Apparently, Betelgeuse is 427 light years away from earth. How was this figure arrived at? After all, It’s not like we can use a tape measure :). How is the distance between the earth and the stars calculated?
[sub]P.S. If possible, I would appreciate it if all explanations were kept simple (like Ladybird simple) as I am a complete mathematical moron. Thanks[/sub]
Parallax. Extremely simplified, you look at the star from an observatory on one side of the Earth, and again from an observatory on the other side, and the amount of change in the star’s apparent position can tell you how far away it is.
In the case of the closer stars, it was done by measuring parallax. You measure the position of a star as accurately as possible, then do it again six months later when the Earth is at the opposite point of its orbit (186 million miles away). The star will have shifted very slightly against the background of more distant stars, and you can then work out how far away it is by trigonometry.
Distances to more distant objects such globular clusters and closer galaxies can be determined by figuring out the true luminosity of Cepheid variables.
For really distant galaxies, the redshift due to the Doppler effect is proportional to distance and can be used to estimate it.
For stars too far away to use the parallax method, you can judge distances to certain kinds of stars which have predictable brightnesses. If you know how much light a star emits, you can measure how bright it appears from Earth. Then you can calculate how far away it is.
“Type Ia” supernovas have very predictable brightnesses too, and can be used to judge distances to very faraway galaxies.
I’ll add that for stars too distant to use parallax, it can be done by comparing their brightness to the brightness of comparable stars that we’re reasonably sure are the same size and temperature. (which would mean that we can work out their relative distance by the inverse-square law.)
Having just re-read the OP, I ought to mention that Betelgeuse is too far away for its parallax to be measurable.
I think the estimates for stars as far away as Betelgeuse are very unreliable. They’re mostly based on theoretical calculations of how bright a star is in absolute terms. If you know how much light a star is emitting, and you know how bright it appears to us on Earth, you can get some idea of how far away it is. But the margin for error is quite big.
Close, but not quite. Stars don’t show visible parallax shifts between one side of the earth and the other. What you do is, you observe the star’s position, then you do the same thing six months later. Even so, the shifts are tiny even for the nearest stars- Alpha Centauri, one of the closest stars, shifts position only by one second of arc (the width of a full moon is 30 minutes of arc, or half a degree).
I remember once having a conversation with a Fundamentalist that believed the 6000 year old Earth/Universe dogma.
Me: If so, then we would only be able to see stars at 6000 light years or closer.
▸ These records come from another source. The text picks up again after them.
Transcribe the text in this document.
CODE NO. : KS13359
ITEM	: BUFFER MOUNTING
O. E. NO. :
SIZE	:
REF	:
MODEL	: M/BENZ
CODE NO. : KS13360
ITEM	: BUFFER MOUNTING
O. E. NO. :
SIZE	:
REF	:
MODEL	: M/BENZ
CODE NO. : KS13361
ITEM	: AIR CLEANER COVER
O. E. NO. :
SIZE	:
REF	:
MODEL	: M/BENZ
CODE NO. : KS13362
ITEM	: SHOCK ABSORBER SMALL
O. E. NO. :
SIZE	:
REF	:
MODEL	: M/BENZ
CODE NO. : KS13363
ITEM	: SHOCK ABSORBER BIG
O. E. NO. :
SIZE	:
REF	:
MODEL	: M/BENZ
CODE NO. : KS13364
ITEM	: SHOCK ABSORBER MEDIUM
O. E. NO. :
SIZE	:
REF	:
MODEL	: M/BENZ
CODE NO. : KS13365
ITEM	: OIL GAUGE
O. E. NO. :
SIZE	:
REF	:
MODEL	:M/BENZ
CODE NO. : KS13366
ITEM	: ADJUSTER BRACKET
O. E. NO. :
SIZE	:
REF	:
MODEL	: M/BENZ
Them: Right. They’re only that far away!
Me: Huh? There’s stuff billions of LY away.
Them: They can’t really tell because paralax only can be done with the diameter of the Earth; less than 8000 miles. Not enough to measure more than 6000 years away
Me: What about the diameter of the Earths orbit around the Sun. You’d have that diameter and twice the Earths combined. And what about Red Shift/Doppler Effect?
OK, then that’s how they tell how far away they are, and I can figure out how they tell how big the stars are, and how hot they are, and how fast they are moving, and all that, but how the hell do they find out what the stars names are?
True. Why is that, exactly? The Arabs were reasonably advanced practical astronomers, but they were neither the first nor the most advanced of that art.
However, they were much more advanced than Europeans during the early Renaissance. Islamic civilization had preserved a lot of the classical learning on astronomy that had been lost in the west, and also had made very significant strides on its own. When Europeans began to be interested in scientific knowledge again, much of it was picked up through Islamic (Arabic) scholars, especially via Cordoba in Spain.